Getir launched in 2015 and expanded into London in January 2021. It has since started operating in 15 towns and cities including Manchester, Liverpool and Birmingham.

Getir said its acquisition of Weezy “further solidifies Getir’s long-term commitment to the UK market”.

In its most recent funding round Getir tripled its valuation to $7.6bn and has also expanded to the US.

“Teaming up with Weezy, which has quickly established itself across the UK, is an exciting opportunity and one that complements our people-first belief and business approach,” said Turancan Salur, Getir UK general manager. “We look forward to welcoming Weezy’s customers, employees and partners to the enlarged group.”

Weezy has raised a total of £19.2m in funding, with £15m of that coming in January this year. In March it expanded to Bristol, adding to its operations in London, Brighton and Manchester.

However, there were signs that Weezy was struggling financially. It reported revenue of £161,400 against losses of £676,000 in 2020 – despite the boom in home deliveries during the Covid-19 pandemic.

And last week Weezy closed five of its dark stores in an attempt to stem losses, despite its co-founders telling UKTN in March that it planned to open more than 40 UK sites by the end of 2021.

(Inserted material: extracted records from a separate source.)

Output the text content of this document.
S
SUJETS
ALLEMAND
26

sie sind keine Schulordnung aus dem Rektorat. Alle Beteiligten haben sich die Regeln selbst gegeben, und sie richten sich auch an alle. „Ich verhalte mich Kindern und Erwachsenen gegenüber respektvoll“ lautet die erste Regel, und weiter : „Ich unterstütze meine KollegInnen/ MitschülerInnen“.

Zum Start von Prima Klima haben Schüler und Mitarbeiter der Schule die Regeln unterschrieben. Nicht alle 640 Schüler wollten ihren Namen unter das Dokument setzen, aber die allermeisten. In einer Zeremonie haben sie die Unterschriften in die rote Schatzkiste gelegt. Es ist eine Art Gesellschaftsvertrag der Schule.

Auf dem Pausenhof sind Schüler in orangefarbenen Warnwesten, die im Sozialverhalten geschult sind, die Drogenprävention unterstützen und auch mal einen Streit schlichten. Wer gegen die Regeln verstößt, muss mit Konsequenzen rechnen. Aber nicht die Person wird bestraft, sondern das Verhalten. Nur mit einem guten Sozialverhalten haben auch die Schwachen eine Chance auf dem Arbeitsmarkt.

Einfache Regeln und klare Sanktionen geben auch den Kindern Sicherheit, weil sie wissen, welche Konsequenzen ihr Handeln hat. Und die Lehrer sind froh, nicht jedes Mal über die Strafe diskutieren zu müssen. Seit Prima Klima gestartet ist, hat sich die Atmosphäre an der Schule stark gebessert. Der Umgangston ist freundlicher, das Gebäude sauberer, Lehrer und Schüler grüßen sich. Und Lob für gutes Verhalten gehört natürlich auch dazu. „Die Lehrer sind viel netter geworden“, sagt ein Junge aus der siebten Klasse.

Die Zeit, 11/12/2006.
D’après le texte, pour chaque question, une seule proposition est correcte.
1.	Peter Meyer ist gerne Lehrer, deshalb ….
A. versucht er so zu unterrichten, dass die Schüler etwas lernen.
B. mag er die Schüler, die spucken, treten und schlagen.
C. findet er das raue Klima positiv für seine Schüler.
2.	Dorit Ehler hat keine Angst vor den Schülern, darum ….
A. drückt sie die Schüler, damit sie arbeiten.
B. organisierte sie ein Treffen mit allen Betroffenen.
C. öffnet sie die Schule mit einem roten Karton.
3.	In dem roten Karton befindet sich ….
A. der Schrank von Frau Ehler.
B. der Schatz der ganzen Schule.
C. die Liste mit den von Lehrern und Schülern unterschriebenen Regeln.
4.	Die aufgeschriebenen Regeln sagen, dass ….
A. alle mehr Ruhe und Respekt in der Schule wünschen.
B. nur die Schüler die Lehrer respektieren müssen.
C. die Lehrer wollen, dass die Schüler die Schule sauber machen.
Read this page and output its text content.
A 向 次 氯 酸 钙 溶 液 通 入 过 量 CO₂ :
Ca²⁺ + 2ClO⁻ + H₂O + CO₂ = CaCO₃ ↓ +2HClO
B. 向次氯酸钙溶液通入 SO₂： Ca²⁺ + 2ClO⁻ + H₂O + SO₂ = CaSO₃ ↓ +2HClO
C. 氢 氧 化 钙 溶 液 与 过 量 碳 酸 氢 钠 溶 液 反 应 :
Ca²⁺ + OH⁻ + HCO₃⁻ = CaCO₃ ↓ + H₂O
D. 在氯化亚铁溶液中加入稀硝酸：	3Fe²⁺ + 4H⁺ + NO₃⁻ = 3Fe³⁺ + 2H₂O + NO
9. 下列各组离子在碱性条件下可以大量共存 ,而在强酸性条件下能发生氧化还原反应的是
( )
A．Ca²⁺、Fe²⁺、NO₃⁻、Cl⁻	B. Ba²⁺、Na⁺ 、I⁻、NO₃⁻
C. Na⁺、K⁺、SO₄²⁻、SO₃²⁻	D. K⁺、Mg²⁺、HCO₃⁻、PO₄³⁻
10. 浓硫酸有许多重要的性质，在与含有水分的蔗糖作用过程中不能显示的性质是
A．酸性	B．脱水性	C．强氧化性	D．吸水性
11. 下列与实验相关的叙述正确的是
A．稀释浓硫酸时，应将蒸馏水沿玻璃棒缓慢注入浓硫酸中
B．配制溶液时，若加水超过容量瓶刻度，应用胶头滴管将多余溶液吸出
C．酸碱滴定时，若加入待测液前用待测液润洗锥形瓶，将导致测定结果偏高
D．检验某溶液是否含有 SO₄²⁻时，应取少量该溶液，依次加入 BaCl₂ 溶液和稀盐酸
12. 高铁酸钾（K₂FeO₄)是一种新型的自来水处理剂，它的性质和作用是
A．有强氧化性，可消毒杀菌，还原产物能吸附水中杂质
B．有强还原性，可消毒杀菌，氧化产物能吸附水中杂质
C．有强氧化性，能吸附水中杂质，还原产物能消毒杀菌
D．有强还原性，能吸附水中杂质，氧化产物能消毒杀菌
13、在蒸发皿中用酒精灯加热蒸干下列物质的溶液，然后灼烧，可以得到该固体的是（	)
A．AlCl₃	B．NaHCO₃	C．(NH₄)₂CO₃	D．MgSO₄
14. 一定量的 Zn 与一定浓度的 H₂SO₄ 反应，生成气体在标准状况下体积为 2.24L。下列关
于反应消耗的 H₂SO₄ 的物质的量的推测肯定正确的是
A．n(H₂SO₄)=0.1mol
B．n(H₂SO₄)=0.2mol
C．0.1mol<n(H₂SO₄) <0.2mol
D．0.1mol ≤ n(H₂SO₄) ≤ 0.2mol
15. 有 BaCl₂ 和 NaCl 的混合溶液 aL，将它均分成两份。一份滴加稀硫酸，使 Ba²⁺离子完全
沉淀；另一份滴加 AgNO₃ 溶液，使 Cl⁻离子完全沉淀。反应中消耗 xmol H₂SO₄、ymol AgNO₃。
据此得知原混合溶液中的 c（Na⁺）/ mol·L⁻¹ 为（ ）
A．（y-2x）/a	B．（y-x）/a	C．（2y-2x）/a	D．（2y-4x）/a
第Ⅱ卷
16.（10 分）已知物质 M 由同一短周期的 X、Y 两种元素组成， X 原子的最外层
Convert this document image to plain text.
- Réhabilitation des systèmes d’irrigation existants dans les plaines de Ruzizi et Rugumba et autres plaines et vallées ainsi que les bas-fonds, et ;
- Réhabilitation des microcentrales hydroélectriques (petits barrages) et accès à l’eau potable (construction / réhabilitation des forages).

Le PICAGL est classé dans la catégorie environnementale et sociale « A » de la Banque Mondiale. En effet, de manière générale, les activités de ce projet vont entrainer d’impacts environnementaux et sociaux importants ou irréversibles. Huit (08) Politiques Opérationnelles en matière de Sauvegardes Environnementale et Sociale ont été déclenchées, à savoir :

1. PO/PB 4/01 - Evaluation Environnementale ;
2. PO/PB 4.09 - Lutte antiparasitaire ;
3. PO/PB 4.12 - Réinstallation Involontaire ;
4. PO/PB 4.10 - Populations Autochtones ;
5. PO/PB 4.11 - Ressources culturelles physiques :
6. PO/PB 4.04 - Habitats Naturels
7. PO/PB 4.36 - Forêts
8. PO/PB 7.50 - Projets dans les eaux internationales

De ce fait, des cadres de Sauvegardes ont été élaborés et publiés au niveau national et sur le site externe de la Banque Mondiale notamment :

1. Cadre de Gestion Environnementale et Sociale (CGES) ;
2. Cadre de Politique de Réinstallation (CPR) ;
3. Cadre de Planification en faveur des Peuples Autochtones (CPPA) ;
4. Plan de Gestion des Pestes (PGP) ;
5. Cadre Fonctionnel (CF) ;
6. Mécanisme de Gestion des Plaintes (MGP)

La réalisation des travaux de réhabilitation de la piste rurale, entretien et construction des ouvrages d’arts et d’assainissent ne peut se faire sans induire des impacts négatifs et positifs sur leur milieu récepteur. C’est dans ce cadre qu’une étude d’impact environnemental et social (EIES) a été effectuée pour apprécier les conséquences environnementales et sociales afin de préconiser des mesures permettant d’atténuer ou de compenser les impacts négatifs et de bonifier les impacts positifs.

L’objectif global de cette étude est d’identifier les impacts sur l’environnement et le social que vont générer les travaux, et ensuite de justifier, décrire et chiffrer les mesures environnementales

Kristof Van Beveren, CEO and co-founder of Weezy, said: “We are incredibly excited to continue our journey in disrupting the skyrocketing ultrafast grocery market. Getir has an unparalleled track record of achievements and experience with an equally ambitious team.”

The rapid grocery delivery market has attracted large amounts of investor cash that has effectively subsidised discounted or free delivery for consumers.

Analysts have warned that the number of companies offering rapid delivery is unsustainable given the majority run at a loss.

Last month Berlin-based rival Gorillas raised nearly $1bn in a sign that investors still have an appetite for the rapid grocery delivery market.